All pointed to an education system in crisis. Some parents felt schools were failing their children academically or emotionally, painting a picture of a generation of children anxious in the aftermath of lockdown. Others felt they were hotbeds of violence and bullying. Some cited a new educational 'woke' agenda which they felt had become uncomfortably prevalent, and was being presented to children at far too young an age.
Something we can genuinely thank the hysteria over covid for is that it enabled parents to get a good look at what went on in schools.
'Home education is changing out of all recognition at the moment,' explained Jacky, the lead for home education at a local authority in the north of England, who spoke to me off the record. 'Covid revealed a lot,' added Ziggy Moore, founder of Moore Education, an online tuition programme for maths and English, who has seen a boom in business because of parents home-schooling and also using private tutors. Thanks to online lessons during lockdown, parents observed how schools were educating their kids up close — and what they saw did not please them.
One wonders why more parents don't seem concerned...
The curriculum is another cause for concern.
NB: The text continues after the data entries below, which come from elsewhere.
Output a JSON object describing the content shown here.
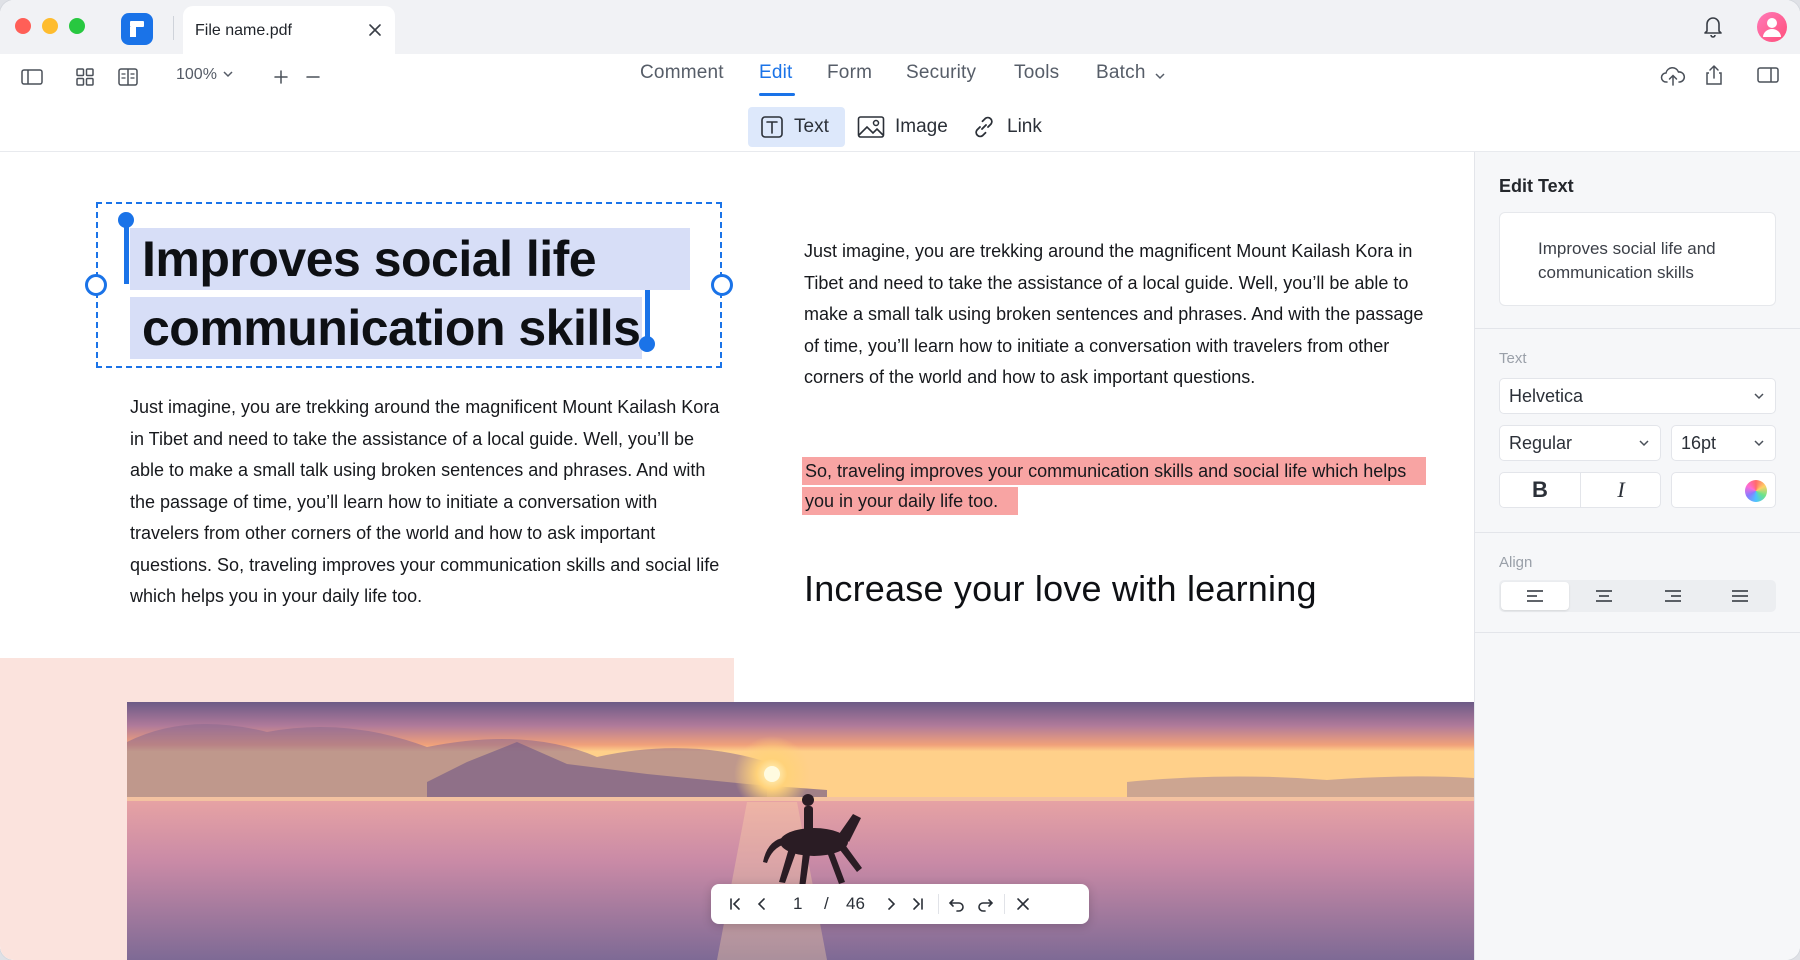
{
  "window": {
    "file_tab_title": "File name.pdf"
  },
  "toolbar": {
    "zoom": "100%",
    "main_tabs": [
      {
        "label": "Comment",
        "active": false
      },
      {
        "label": "Edit",
        "active": true
      },
      {
        "label": "Form",
        "active": false
      },
      {
        "label": "Security",
        "active": false
      },
      {
        "label": "Tools",
        "active": false
      },
      {
        "label": "Batch",
        "active": false
      }
    ],
    "sub_tools": [
      {
        "label": "Text",
        "icon": "text-box-icon",
        "active": true
      },
      {
        "label": "Image",
        "icon": "image-icon",
        "active": false
      },
      {
        "label": "Link",
        "icon": "link-icon",
        "active": false
      }
    ]
  },
  "document": {
    "headline_line1": "Improves social life and",
    "headline_line2": "communication skills",
    "left_paragraph": "Just imagine, you are trekking around the magnificent Mount Kailash Kora in Tibet and need to take the assistance of a local guide. Well, you’ll be able to make a small talk using broken sentences and phrases. And with the passage of time, you’ll learn how to initiate a conversation with travelers from other corners of the world and how to ask important questions. So, traveling improves your communication skills and social life which helps you in your daily life too.",
    "right_paragraph": "Just imagine, you are trekking around the magnificent Mount Kailash Kora in Tibet and need to take the assistance of a local guide. Well, you’ll be able to make a small talk using broken sentences and phrases. And with the passage of time, you’ll learn how to initiate a conversation with travelers from other corners of the world and how to ask important questions.",
    "highlighted_text": "So, traveling improves your communication skills and social life which helps you in your daily life too.",
    "section_heading": "Increase your love with learning",
    "highlight_color": "#f8a4a3",
    "selection_color": "#1a73e8"
  },
  "pager": {
    "current_page": "1",
    "separator": "/",
    "total_pages": "46"
  },
  "panel": {
    "title": "Edit Text",
    "preview_text": "Improves social life and communication skills",
    "text_label": "Text",
    "font_family": "Helvetica",
    "font_weight": "Regular",
    "font_size": "16pt",
    "bold_label": "B",
    "italic_label": "I",
    "align_label": "Align",
    "align_options": [
      "align-left",
      "align-center",
      "align-right",
      "align-justify"
    ],
    "align_selected": "align-left"
  },
  "colors": {
    "accent": "#1a73e8",
    "pink_block": "#fbe3dd"
  }
}
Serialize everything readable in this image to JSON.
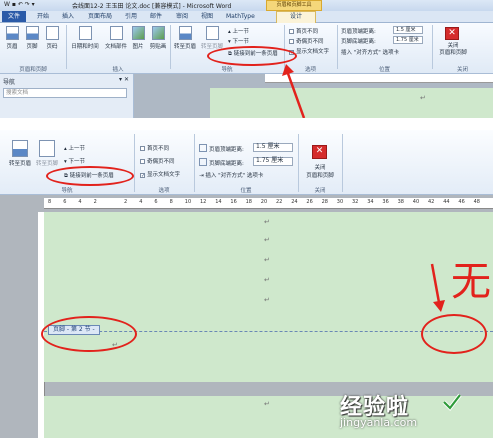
{
  "top": {
    "title": "会线面12-2  王玉田  论文.doc [兼容模式] - Microsoft Word",
    "context_tag": "页眉和页脚工具",
    "tabs": [
      "文件",
      "开始",
      "插入",
      "页面布局",
      "引用",
      "邮件",
      "审阅",
      "视图",
      "MathType",
      "设计"
    ],
    "buttons": [
      "页眉",
      "页脚",
      "页码",
      "日期和时间",
      "文档部件",
      "图片",
      "剪贴画",
      "转至页眉",
      "转至页脚"
    ],
    "groups": [
      "页眉和页脚",
      "插入",
      "导航",
      "选项",
      "位置",
      "关闭"
    ],
    "nav_small": [
      "上一节",
      "下一节",
      "链接到前一条页眉"
    ],
    "options": [
      "首页不同",
      "奇偶页不同",
      "显示文档文字"
    ],
    "header_dist_label": "页眉顶端距离:",
    "header_dist_value": "1.5 厘米",
    "footer_dist_label": "页脚底端距离:",
    "footer_dist_value": "1.75 厘米",
    "align_tab": "插入 \"对齐方式\" 选项卡",
    "close_label": "关闭\n页眉和页脚",
    "nav_pane_title": "导航",
    "nav_search_placeholder": "搜索文档"
  },
  "bottom": {
    "nav_buttons": [
      "转至页眉",
      "转至页脚"
    ],
    "nav_small": [
      "上一节",
      "下一节",
      "链接到前一条页眉"
    ],
    "nav_group": "导航",
    "options": [
      "首页不同",
      "奇偶页不同",
      "显示文档文字"
    ],
    "options_group": "选项",
    "header_dist_label": "页眉顶端距离:",
    "header_dist_value": "1.5 厘米",
    "footer_dist_label": "页脚底端距离:",
    "footer_dist_value": "1.75 厘米",
    "align_tab": "插入 \"对齐方式\" 选项卡",
    "position_group": "位置",
    "close_label_1": "关闭",
    "close_label_2": "页眉和页脚",
    "close_group": "关闭",
    "ruler_ticks": [
      "8",
      "6",
      "4",
      "2",
      "",
      "2",
      "4",
      "6",
      "8",
      "10",
      "12",
      "14",
      "16",
      "18",
      "20",
      "22",
      "24",
      "26",
      "28",
      "30",
      "32",
      "34",
      "36",
      "38",
      "40",
      "42",
      "44",
      "46",
      "48"
    ],
    "footer_tag": "页脚 - 第 2 节 -",
    "annotation_text": "无",
    "paragraph_mark": "↵"
  },
  "watermark": {
    "main": "经验啦",
    "url": "jingyanla.com"
  },
  "colors": {
    "page_green": "#cfe8cc",
    "annotation_red": "#e2221c",
    "ribbon_blue": "#dbe5f1"
  }
}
Emily, from an upper-middle-class family, worked for a charitable foundation until an incident at her daughter's state school forced her to opt for home-schooling. Her seven-year-old daughter had become increasingly anxious and depressed. 'She finally admitted she was scared men with terrifying weapons were going to come and take her away and told me: 'And I won't see you again!' ' Baffled, Emily looked through her daughter's school workbooks — and found they contained the story of Malala Yousafzai, the Pakistani education activist who was shot in the head by the Taliban aged 15 on her way to school. 'My daughter is seven. She does not know where Pakistan is. This is an issue in Islamic countries, but no teacher will point that out because it's considered racist. So my daughter thinks this is happening in Clapham.'
If the Education Secretary had his way, it probably would!